Joaquín Mª Aguirre (UCM)
Que en tiempos como estos, de globalización, de nuevas
tecnologías de la comunicación, de redes sociales virtuales, etc., un niño
lance una botella con un mensaje al mar no deja de resultar sorprendente. Una
botella con un mensaje es lo contrario de todo aquello que consideramos
eficacia comunicativa: no sabemos si llegara, ni a quién, ni dónde, ni cuándo.
Algo así nos haría darnos de baja inmediata de nuestro operador.
Curtis Kipple lanzó su botella al mar con un mensaje dentro
en las costas de Brockport, en el estado de Nueva York. Como no sabía a quién
le llegaría, escribió para un ser genérico, anónimo y difuso.
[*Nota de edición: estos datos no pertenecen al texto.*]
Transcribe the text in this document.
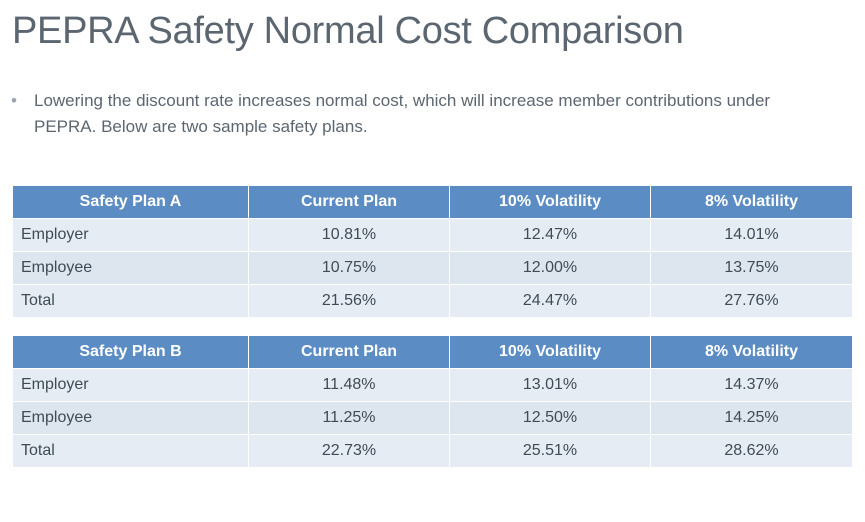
PEPRA Safety Normal Cost Comparison
•	Lowering the discount rate increases normal cost, which will increase member contributions under PEPRA. Below are two sample safety plans.
Safety Plan A	Current Plan	10% Volatility	8% Volatility
Employer	10.81%	12.47%	14.01%
Employee	10.75%	12.00%	13.75%
Total	21.56%	24.47%	27.76%
Safety Plan B	Current Plan	10% Volatility	8% Volatility
Employer	11.48%	13.01%	14.37%
Employee	11.25%	12.50%	14.25%
Total	22.73%	25.51%	28.62%
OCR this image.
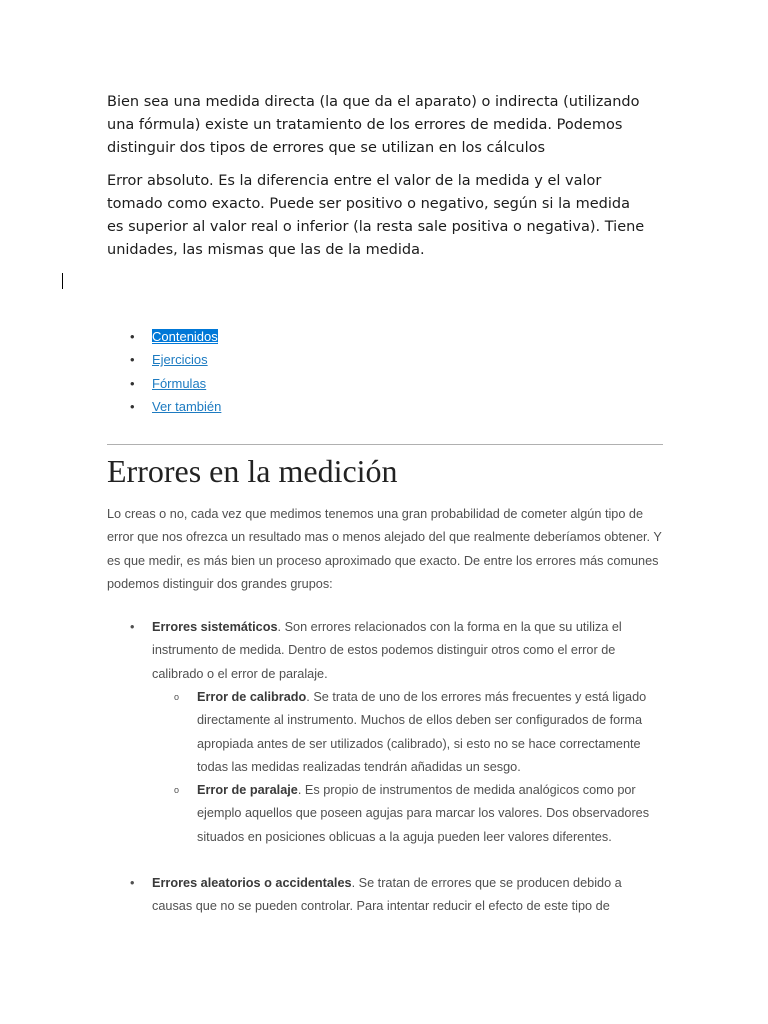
Bien sea una medida directa (la que da el aparato) o indirecta (utilizando una fórmula) existe un tratamiento de los errores de medida. Podemos distinguir dos tipos de errores que se utilizan en los cálculos

Error absoluto. Es la diferencia entre el valor de la medida y el valor tomado como exacto. Puede ser positivo o negativo, según si la medida es superior al valor real o inferior (la resta sale positiva o negativa). Tiene unidades, las mismas que las de la medida.

• Contenidos
• Ejercicios
• Fórmulas
• Ver también
Errores en la medición

Lo creas o no, cada vez que medimos tenemos una gran probabilidad de cometer algún tipo de error que nos ofrezca un resultado mas o menos alejado del que realmente deberíamos obtener. Y es que medir, es más bien un proceso aproximado que exacto. De entre los errores más comunes podemos distinguir dos grandes grupos:

• Errores sistemáticos. Son errores relacionados con la forma en la que su utiliza el instrumento de medida. Dentro de estos podemos distinguir otros como el error de calibrado o el error de paralaje.
o Error de calibrado. Se trata de uno de los errores más frecuentes y está ligado directamente al instrumento. Muchos de ellos deben ser configurados de forma apropiada antes de ser utilizados (calibrado), si esto no se hace correctamente todas las medidas realizadas tendrán añadidas un sesgo.
o Error de paralaje. Es propio de instrumentos de medida analógicos como por ejemplo aquellos que poseen agujas para marcar los valores. Dos observadores situados en posiciones oblicuas a la aguja pueden leer valores diferentes.
• Errores aleatorios o accidentales. Se tratan de errores que se producen debido a causas que no se pueden controlar. Para intentar reducir el efecto de este tipo de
Contó las cosas
que le importaban a él y no las que le podían importar a otro dudoso. Si Curtis
hubiera metido dentro de la botella un mensaje para un amigo nos habría
parecido de una ingenuidad pasmosa. ¡Ya es mucho que llegue a algún sitio y que
alguien lo encuentre como para elegir el destinatario!
"Escribí sobre cuánto me gusta jugar al fútbol y
a los videojuegos con mi padre", ha señalado Curtis, de diez años.
Desconociendo el receptor de la botella, la única salida es hablar de nosotros
mismos, contarle a ese inesperado lector algo nuestro con la esperanza de que
sienta la curiosidad de saber quién es el autor de aquel extraño mensaje.
Me imagino que el profesor que hace lanzar botellas al mar
quiere que sus alumnos tengan una experiencia distinta de la que habitualmente
tienen de la comunicación. Al hacerse de las comunicaciones un gran negocio, se
nos impulsa al parloteo sin sentido, al “contacto” comunicativo masivo y se
pierden muchas de las capacidades valiosas que la comunicación debe desarrollar
en los dos ámbitos, el personal y el social. Lo vemos cada día en nuestras
aulas, personas con problemas expresivos que se esconden tras las comunicaciones
convencionales, tras los tópicos que se les sirven ya empaquetados. Prestamos
más importancia al número de contactos que a la labor de convertirlos en relaciones
auténticas.
Curtis Kipple ha aprendido dos cosas: que un mensaje embotellado
lanzado en la costa de su ciudad puede ser recogido en las islas Azores y
también que alguien que lo encontró le ha contestado de vuelta con un correo
electrónico. Quizá algún ingenuo habría contestado metiendo el mensaje dentro de
la misma botella y lo habría lanzado de nuevo al mar. Pero no hay que tentar a
la suerte y la teoría de las probabilidades no nos deja mucho margen en el
regreso del mensaje a su destinatario. Curtis ha aprendido que su botella pudo
llegar muy lejos —4.200 kilómetros, hasta las Azores— y
que alguien invirtió su tiempo en contestarle. Ha también aprendido a valorar ese
teléfono móvil que a sus diez años seguro que tiene, con una larga lista de
contactos, con conexión a diversas redes sociales en las que participa y de las que está informado instantáneamente de todo lo que ocurre, del estado de sus amigos.
Pero también ha aprendido otra cosa importante. Se habrá
dado cuenta que lo que escribió en ese mensaje que no tenía como receptor a
ninguno de los contactos de su agenda, pudo contar algo que habitualmente no
comenta con ninguno de ellos: lo bien que se lo pasa con su padre jugando con
su consola. Eso lo ha reservado para un papel escrito a mano que ha arrojado al
mar. Cuando no sabía a quién dirigirse, salió lo que más valora.
Los demás resaltan la gran distancia recorrida por el mensaje; nosotros su contenido, la proximidad a su padre, la otra comunicación.